No me pongas tres estrellas


¿Es justo ponerle puntaje a un libro como lo hacemos con un sándwich?


Recuerdo haber sido un chiquillo la primera vez que una pareja me preguntó cuánto la quería del 1 al 10. Le respondí que 11, por supuesto, porque, incluso a esa edad, todos sabemos que una pregunta así se trata de un juego: que es imposible evaluar numéricamente la complejidad de emociones que nos suscita una relación que se considera importante.

Es por eso que no deja de parecerme chirriante esa costumbre cada vez más presente de evaluar libros de literatura con estrellitas, como si el arte formara parte del sistema hotelero y la poesía y la narrativa pudieran ser desmenuzadas bajo un reglamento universal de metrajes y ambientes.

Pero no quiero ser aguafiestas. Al menos, no totalmente.

Entiendo que ponerle estrellitas a toda manifestación humana ya es parte irremediable de esta cultura contemporánea que hiperalienta la opinión masiva para potenciar el comercio en línea, y no niego que también puede ser divertido jugar a ser el juez de un bien o de una experiencia. 

¿Pero es válido que un crítico profesional de artes plásticas, de cine o de literatura use esos códigos? ¿Es necesario que quienes están llamados a iluminar áreas de la creación artística deban resbalar a zonas de evaluación por corazonada? 

Cierta vez le comenté esta inquietud a un amigo muy respetado dentro del periodismo cultural, y él me respondió que no le veía mayor problema a esta práctica. Intuyo que, al igual que yo, mi amigo ve con buenos ojos que la cultura no se anquilose, ni se retraiga a esquinas con telarañas por miedo a aceptar nuevas tendencias. En lo que mi amigo fue más directo es que prefería a un crítico que dejara clara su opinión, aunque se valiera de estrellas, a otro que navegara en la ambigüedad para quedar bien con todos. 

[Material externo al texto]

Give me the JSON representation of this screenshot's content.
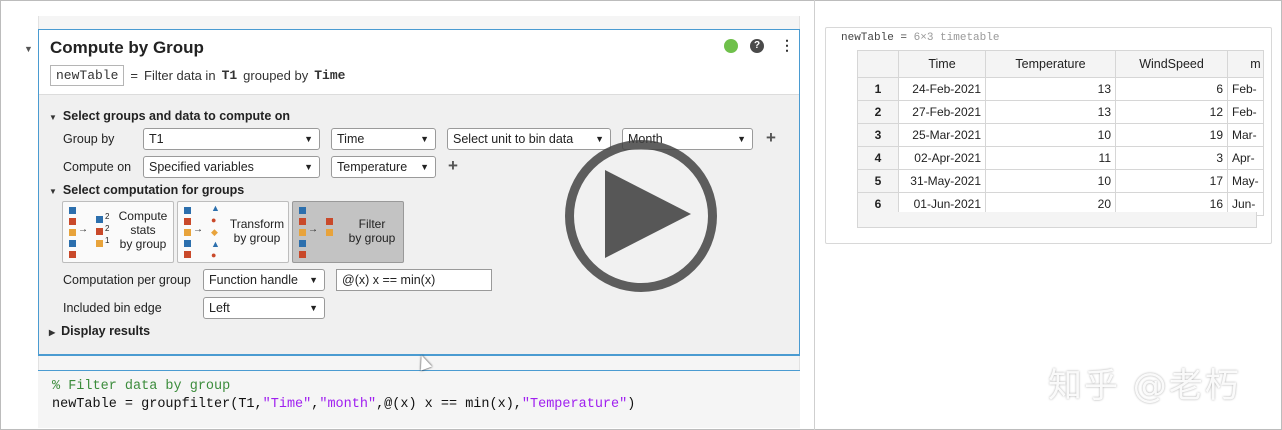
{
  "task": {
    "title": "Compute by Group",
    "output_var": "newTable",
    "equals": "=",
    "summary_pre": "Filter data in",
    "summary_table": "T1",
    "summary_mid": "grouped by",
    "summary_var": "Time",
    "status": "green"
  },
  "sections": {
    "groups_data": "Select groups and data to compute on",
    "computation": "Select computation for groups",
    "display": "Display results"
  },
  "group_by": {
    "label": "Group by",
    "table": "T1",
    "variable": "Time",
    "bin_unit": "Select unit to bin data",
    "bin": "Month"
  },
  "compute_on": {
    "label": "Compute on",
    "mode": "Specified variables",
    "variable": "Temperature"
  },
  "tiles": [
    {
      "label_lines": [
        "Compute",
        "stats",
        "by group"
      ],
      "selected": false
    },
    {
      "label_lines": [
        "Transform",
        "by group"
      ],
      "selected": false
    },
    {
      "label_lines": [
        "Filter",
        "by group"
      ],
      "selected": true
    }
  ],
  "tile_digits": [
    "2",
    "2",
    "1"
  ],
  "computation_per_group": {
    "label": "Computation per group",
    "type": "Function handle",
    "expression": "@(x) x == min(x)"
  },
  "bin_edge": {
    "label": "Included bin edge",
    "value": "Left"
  },
  "code": {
    "comment": "% Filter data by group",
    "line_pre": "newTable = groupfilter(T1,",
    "s1": "\"Time\"",
    "comma1": ",",
    "s2": "\"month\"",
    "mid": ",@(x) x == min(x),",
    "s3": "\"Temperature\"",
    "end": ")"
  },
  "output": {
    "var": "newTable",
    "eq": "=",
    "dims": "6×3 timetable",
    "columns": [
      "Time",
      "Temperature",
      "WindSpeed",
      "m"
    ],
    "rows": [
      {
        "i": "1",
        "time": "24-Feb-2021",
        "temp": "13",
        "wind": "6",
        "m": "Feb-"
      },
      {
        "i": "2",
        "time": "27-Feb-2021",
        "temp": "13",
        "wind": "12",
        "m": "Feb-"
      },
      {
        "i": "3",
        "time": "25-Mar-2021",
        "temp": "10",
        "wind": "19",
        "m": "Mar-"
      },
      {
        "i": "4",
        "time": "02-Apr-2021",
        "temp": "11",
        "wind": "3",
        "m": "Apr-"
      },
      {
        "i": "5",
        "time": "31-May-2021",
        "temp": "10",
        "wind": "17",
        "m": "May-"
      },
      {
        "i": "6",
        "time": "01-Jun-2021",
        "temp": "20",
        "wind": "16",
        "m": "Jun-"
      }
    ]
  },
  "watermark": "知乎 @老朽",
  "colors": {
    "accent": "#4a9bd1",
    "status_green": "#6fc04b",
    "tile_blue": "#2c6fad",
    "tile_orange": "#e8a33b",
    "tile_red": "#c9492a",
    "code_comment": "#3c8c3c",
    "code_string": "#a020f0"
  }
}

Entonces, me quedé pensando que quizá no estoy en contra de las estrellas en sí, ni de los críticos que la usan, sino que tal vez me estoy convirtiendo en un viejo que observa al mundo pasar la página sin cuestionarse por qué lo hace así. Un mundo que, por ejemplo, mide la calidad de una novela —es decir, de un universo paralelo que, en el mejor de los casos, encierra enormes complejidades—, siguiendo el mismo indicador de evaluación que un enrollado de pollo que es repartido en moto. Un mundo que le está entregando a los algoritmos la potestad de premiar los promedios en vez de alentar las rarezas.

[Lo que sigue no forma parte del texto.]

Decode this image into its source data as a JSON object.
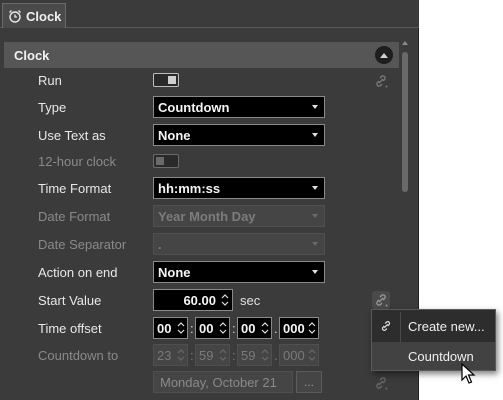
{
  "tab": {
    "label": "Clock",
    "icon": "alarm-clock-icon"
  },
  "section": {
    "title": "Clock"
  },
  "rows": {
    "run": {
      "label": "Run"
    },
    "type": {
      "label": "Type",
      "value": "Countdown"
    },
    "use_text_as": {
      "label": "Use Text as",
      "value": "None"
    },
    "hour12": {
      "label": "12-hour clock"
    },
    "time_format": {
      "label": "Time Format",
      "value": "hh:mm:ss"
    },
    "date_format": {
      "label": "Date Format",
      "value": "Year Month Day"
    },
    "date_separator": {
      "label": "Date Separator",
      "value": "."
    },
    "action_on_end": {
      "label": "Action on end",
      "value": "None"
    },
    "start_value": {
      "label": "Start Value",
      "value": "60.00",
      "unit": "sec"
    },
    "time_offset": {
      "label": "Time offset",
      "hh": "00",
      "mm": "00",
      "ss": "00",
      "ms": "000",
      "sep": ":",
      "dot": "."
    },
    "countdown_to": {
      "label": "Countdown to",
      "hh": "23",
      "mm": "59",
      "ss": "59",
      "ms": "000",
      "date": "Monday, October 21",
      "dots": "..."
    }
  },
  "popup": {
    "items": [
      {
        "label": "Create new...",
        "icon": "link-icon"
      },
      {
        "label": "Countdown"
      }
    ]
  },
  "colors": {
    "panel_bg": "#3b3b3b",
    "section_bg": "#565656",
    "field_bg": "#000000"
  }
}
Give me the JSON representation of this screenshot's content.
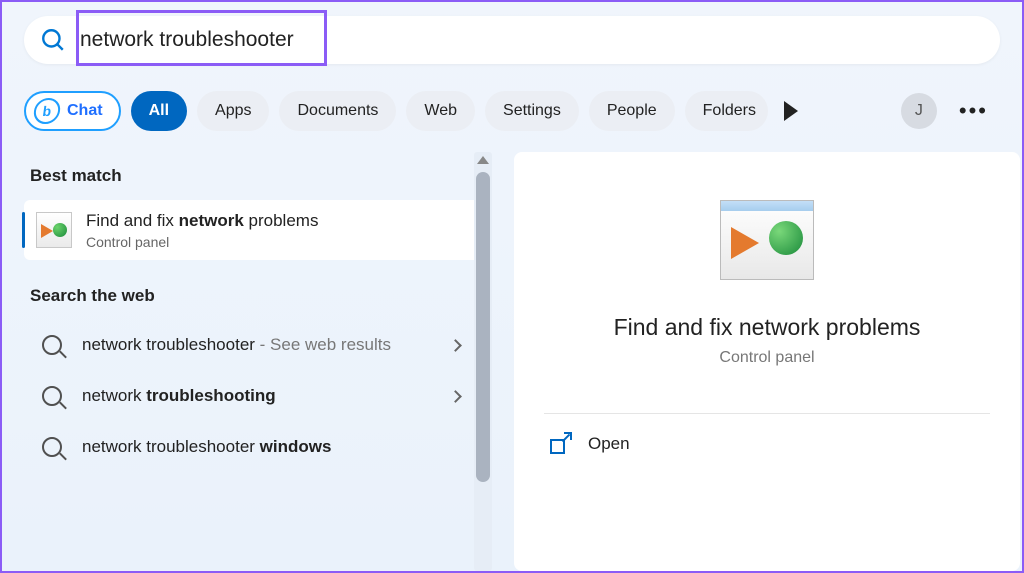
{
  "search": {
    "value": "network troubleshooter"
  },
  "filters": {
    "chat": "Chat",
    "all": "All",
    "apps": "Apps",
    "documents": "Documents",
    "web": "Web",
    "settings": "Settings",
    "people": "People",
    "folders": "Folders"
  },
  "user": {
    "initial": "J"
  },
  "left": {
    "best_match_header": "Best match",
    "best_result": {
      "title_pre": "Find and fix ",
      "title_bold": "network",
      "title_post": " problems",
      "subtitle": "Control panel"
    },
    "web_header": "Search the web",
    "web_items": [
      {
        "main": "network troubleshooter",
        "bold": "",
        "suffix": " - See web results"
      },
      {
        "main": "network ",
        "bold": "troubleshooting",
        "suffix": ""
      },
      {
        "main": "network troubleshooter ",
        "bold": "windows",
        "suffix": ""
      }
    ]
  },
  "preview": {
    "title": "Find and fix network problems",
    "subtitle": "Control panel",
    "action_open": "Open"
  }
}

Pero también me quedé pensando en que tal vez soy un petulante que no repara en que las personas son lo suficientemente inteligentes para matizar la diferencia que media entre las tres estrellas de un hostal y las tres estrellas de un libro en Goodreads. (A propósito de dicha red social, hace unos meses me topé con la polémica sobre un escritor que le exigía a dicha comunidad de lectores que no evaluara sus libros con tres estrellas, sino con cuatro como mínimo, porque el algoritmo lo castigaba de manera desproporcionada).

Entonces, recordando dicha polémica, creo que ya sé lo que me irrita.

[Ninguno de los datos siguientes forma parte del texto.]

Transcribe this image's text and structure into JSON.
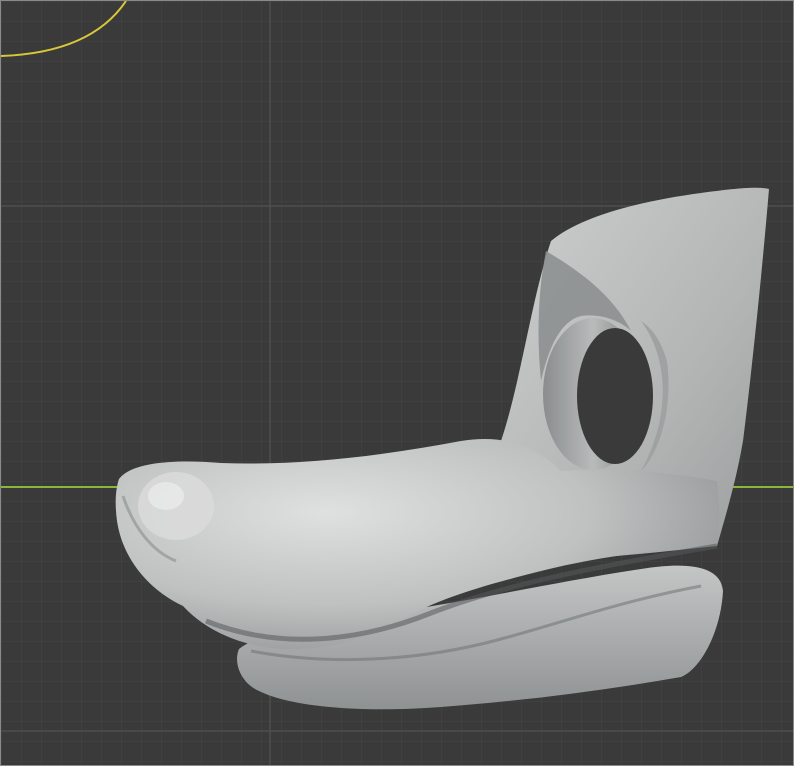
{
  "viewport": {
    "colors": {
      "background": "#3a3a3a",
      "grid_minor": "#444444",
      "grid_major": "#4d4d4d",
      "x_axis": "#8ab73a",
      "light_circle": "#d8c838",
      "model_base": "#b5b7b7",
      "model_shadow": "#7e8182",
      "model_highlight": "#e2e3e3"
    },
    "icons": [
      "light-gizmo-icon"
    ]
  }
}
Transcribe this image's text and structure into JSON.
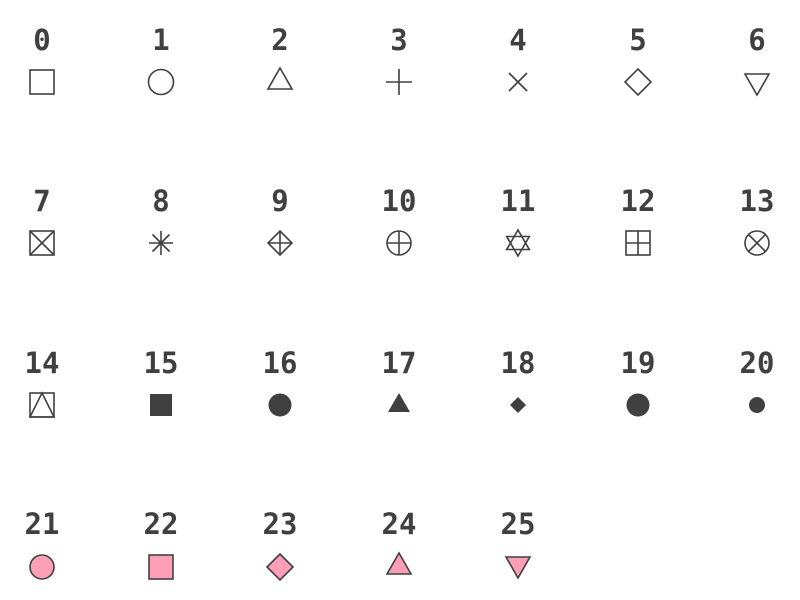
{
  "colors": {
    "stroke": "#404040",
    "solid_fill": "#404040",
    "accent_fill": "#ff9fb7",
    "label": "#404040",
    "background": "#ffffff"
  },
  "shapes": [
    {
      "code": "0",
      "icon": "open-square-icon"
    },
    {
      "code": "1",
      "icon": "open-circle-icon"
    },
    {
      "code": "2",
      "icon": "open-triangle-icon"
    },
    {
      "code": "3",
      "icon": "plus-icon"
    },
    {
      "code": "4",
      "icon": "cross-icon"
    },
    {
      "code": "5",
      "icon": "open-diamond-icon"
    },
    {
      "code": "6",
      "icon": "open-down-triangle-icon"
    },
    {
      "code": "7",
      "icon": "square-cross-icon"
    },
    {
      "code": "8",
      "icon": "asterisk-icon"
    },
    {
      "code": "9",
      "icon": "diamond-plus-icon"
    },
    {
      "code": "10",
      "icon": "circle-plus-icon"
    },
    {
      "code": "11",
      "icon": "star-of-david-icon"
    },
    {
      "code": "12",
      "icon": "square-plus-icon"
    },
    {
      "code": "13",
      "icon": "circle-cross-icon"
    },
    {
      "code": "14",
      "icon": "square-triangle-icon"
    },
    {
      "code": "15",
      "icon": "filled-square-icon"
    },
    {
      "code": "16",
      "icon": "filled-circle-icon"
    },
    {
      "code": "17",
      "icon": "filled-triangle-icon"
    },
    {
      "code": "18",
      "icon": "filled-small-diamond-icon"
    },
    {
      "code": "19",
      "icon": "filled-large-circle-icon"
    },
    {
      "code": "20",
      "icon": "filled-small-circle-icon"
    },
    {
      "code": "21",
      "icon": "pink-circle-icon"
    },
    {
      "code": "22",
      "icon": "pink-square-icon"
    },
    {
      "code": "23",
      "icon": "pink-diamond-icon"
    },
    {
      "code": "24",
      "icon": "pink-triangle-icon"
    },
    {
      "code": "25",
      "icon": "pink-down-triangle-icon"
    }
  ]
}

Que hayamos dejado que la sociedad del consumo haya terminado por vencer a la sociedad de la reflexión, la contemplación y del placer por el arte. Y que el espiritu lúdico se juegue más en la calificación que en los argumentos.

Me apena, también, que, tal como ocurre en los sistemas educativos en decadencia, se siga fomentando la obsesión por las calificaciones en lugar de concentrarnos más en la maravilla del descubrimiento.

Y, solo para que quede claro, —después de todo, creo que sí soy un petulante— me entristece que las mentes llamadas a dirigir nuestra mirada hacia los aspectos que puedan pasarnos desapercibidos de las artes, se parezcan un poco a esa chiquilla que jugaba a evaluar nuestros sentimientos contando los dedos de las manos.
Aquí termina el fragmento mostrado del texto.